The problem, of course, is another host can be "sitting" on the .4 gateway but, going forward, until they transmit to the gateway, you don't know they are there. If, as others have suggested, you monitored or sniffed traffic, you might find some of the hosts, but monitor for how long?
If you have standards for host IP configurations, e.g. DHCP unless "registered/approved hosts for static gateways", you could just wait until DHCP timeouts leases and change "known" static hosts.
If you've done all that you can, then you make the change prepared for a some "phone calls - my computer isn't working right" and might also be prepared for a quick rollback "our production web server that takes sales orders doesn't work!".
I'm a bit curious why you have two HSRP groups now and moving to just one group. Reason I ask, if you were doing the two groups for host to gateway load balancing, and if you planned to move to GLBP, there's an issue I believe I've discovered with such conversions.
This is a public network. No DHCP, all static IP's and there are no 'days w/o communications'. The problem is some of the IP's are customers in our data center and some of the engineers use the standard DG and some don't. I don't plan on using GLBP (no benefit) and the routers need to be cleaned up. I have no idea why there are two groups and I want to remove one if possible, hence my question.
"I have no idea why there are two groups and I want to remove one if possible, hence my question."
Well one possible reason for two mHSRP groups on the same subnet could be for gateway load balancing, especially before GLBP. With the advent of GLBP, often less need for mHSRP yet there are still some situations where it's better than GLBP. (I recall mHSRP used to only be supported on the high end routers, but believe support has been extended to additional low end routers.)

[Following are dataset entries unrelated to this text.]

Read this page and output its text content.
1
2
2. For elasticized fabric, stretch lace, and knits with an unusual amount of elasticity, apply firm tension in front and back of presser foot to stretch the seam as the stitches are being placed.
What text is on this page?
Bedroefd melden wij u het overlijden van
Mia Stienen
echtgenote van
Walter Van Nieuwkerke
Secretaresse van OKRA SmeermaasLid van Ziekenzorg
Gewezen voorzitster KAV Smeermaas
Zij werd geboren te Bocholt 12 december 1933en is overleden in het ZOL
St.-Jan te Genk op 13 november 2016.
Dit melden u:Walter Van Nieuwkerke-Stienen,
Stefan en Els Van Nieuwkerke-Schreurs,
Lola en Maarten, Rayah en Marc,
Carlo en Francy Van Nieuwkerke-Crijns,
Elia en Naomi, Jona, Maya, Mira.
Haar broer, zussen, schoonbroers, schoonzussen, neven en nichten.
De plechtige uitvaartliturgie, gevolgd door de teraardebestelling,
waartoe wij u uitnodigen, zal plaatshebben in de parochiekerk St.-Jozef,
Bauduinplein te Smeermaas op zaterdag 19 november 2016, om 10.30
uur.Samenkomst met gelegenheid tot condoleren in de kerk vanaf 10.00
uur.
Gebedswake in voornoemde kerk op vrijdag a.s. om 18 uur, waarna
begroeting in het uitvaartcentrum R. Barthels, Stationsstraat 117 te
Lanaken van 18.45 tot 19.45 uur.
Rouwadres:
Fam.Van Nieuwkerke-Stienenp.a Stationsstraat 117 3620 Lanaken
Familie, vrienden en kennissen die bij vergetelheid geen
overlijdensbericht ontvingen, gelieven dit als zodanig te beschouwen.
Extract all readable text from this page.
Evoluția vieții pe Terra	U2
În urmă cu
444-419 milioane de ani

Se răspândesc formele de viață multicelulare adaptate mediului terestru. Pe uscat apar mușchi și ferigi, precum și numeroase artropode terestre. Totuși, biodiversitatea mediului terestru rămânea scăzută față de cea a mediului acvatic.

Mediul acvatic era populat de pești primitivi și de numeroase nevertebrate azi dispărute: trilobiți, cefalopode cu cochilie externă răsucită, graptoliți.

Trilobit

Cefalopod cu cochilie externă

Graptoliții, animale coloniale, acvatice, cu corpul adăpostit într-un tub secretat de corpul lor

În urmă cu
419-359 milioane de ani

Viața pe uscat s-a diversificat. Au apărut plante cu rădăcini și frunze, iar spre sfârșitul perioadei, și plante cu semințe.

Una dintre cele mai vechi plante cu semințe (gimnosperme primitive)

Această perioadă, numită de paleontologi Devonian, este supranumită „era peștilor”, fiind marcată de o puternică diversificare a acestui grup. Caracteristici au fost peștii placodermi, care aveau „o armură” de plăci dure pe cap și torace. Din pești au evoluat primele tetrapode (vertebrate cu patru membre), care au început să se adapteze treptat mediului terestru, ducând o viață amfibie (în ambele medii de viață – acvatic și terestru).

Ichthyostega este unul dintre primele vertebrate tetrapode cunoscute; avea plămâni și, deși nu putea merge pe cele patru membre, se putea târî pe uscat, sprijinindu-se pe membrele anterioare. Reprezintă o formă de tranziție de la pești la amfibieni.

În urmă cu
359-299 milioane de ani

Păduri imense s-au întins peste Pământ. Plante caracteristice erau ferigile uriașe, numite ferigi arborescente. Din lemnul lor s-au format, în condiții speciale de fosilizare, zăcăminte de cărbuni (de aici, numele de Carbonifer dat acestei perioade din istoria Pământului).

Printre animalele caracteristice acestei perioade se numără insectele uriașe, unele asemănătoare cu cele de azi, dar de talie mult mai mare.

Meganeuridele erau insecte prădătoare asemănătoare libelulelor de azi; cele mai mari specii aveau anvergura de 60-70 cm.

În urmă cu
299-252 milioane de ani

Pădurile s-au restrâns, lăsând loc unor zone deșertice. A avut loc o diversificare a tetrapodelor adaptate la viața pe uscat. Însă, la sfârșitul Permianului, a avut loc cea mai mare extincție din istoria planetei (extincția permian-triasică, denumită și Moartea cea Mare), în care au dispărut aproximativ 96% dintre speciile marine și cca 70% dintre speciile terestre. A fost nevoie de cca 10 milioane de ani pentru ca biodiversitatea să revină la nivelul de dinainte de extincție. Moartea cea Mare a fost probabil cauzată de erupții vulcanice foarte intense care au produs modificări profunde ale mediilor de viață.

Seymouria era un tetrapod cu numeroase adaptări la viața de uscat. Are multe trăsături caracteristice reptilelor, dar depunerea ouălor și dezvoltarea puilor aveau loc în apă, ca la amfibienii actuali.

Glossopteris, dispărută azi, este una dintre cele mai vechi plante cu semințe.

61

With OER/PfR, which will dynamically redirect traffic on received gateway to another path, load balancing with mHSRP or GLBP can also be slightly better.
Without OER/PfR, and using a single gateway, but with peers, OSPF equal path costing might be better than gateway balancing, although perhaps a bit more difficult to configure. Same would be true for EIGRP unless you use unequal cost routing, and there are issues with that. BGP preference for single path, and conditions to take advantage of multiple peer routers also might be more troublesome than gateway load balancing. (For instance if you have two routers with complete Internet BGP route tables, that iBGP peer, and you only send data to one as a gateway, normally "equal" AS paths will use just the gateway router's external facing interface.)
As to finding hosts that are using the .4 gateway, besides sniffing, perhaps an ACL that matches against the virtual MAC and logs it, could reveal hosts configured to use it.
I originally thought an ACL would work, but traffic would be going through it, not necessarily to it. I'll lab it up and see what happens. I understand the use of two groups, but the IP's that we're used make no sense in our environment. Completely different than everything else we use. Then again this was setup by a consultant >5 years ago.
Well that's annoying.
Concerning your other points, without knowing your network, lots of things can change over five years. It's also possible, consultant did it right then, but sometimes there's communications breakdowns too. When staffers say "I have no idea why there are two groups", sometimes indicate such.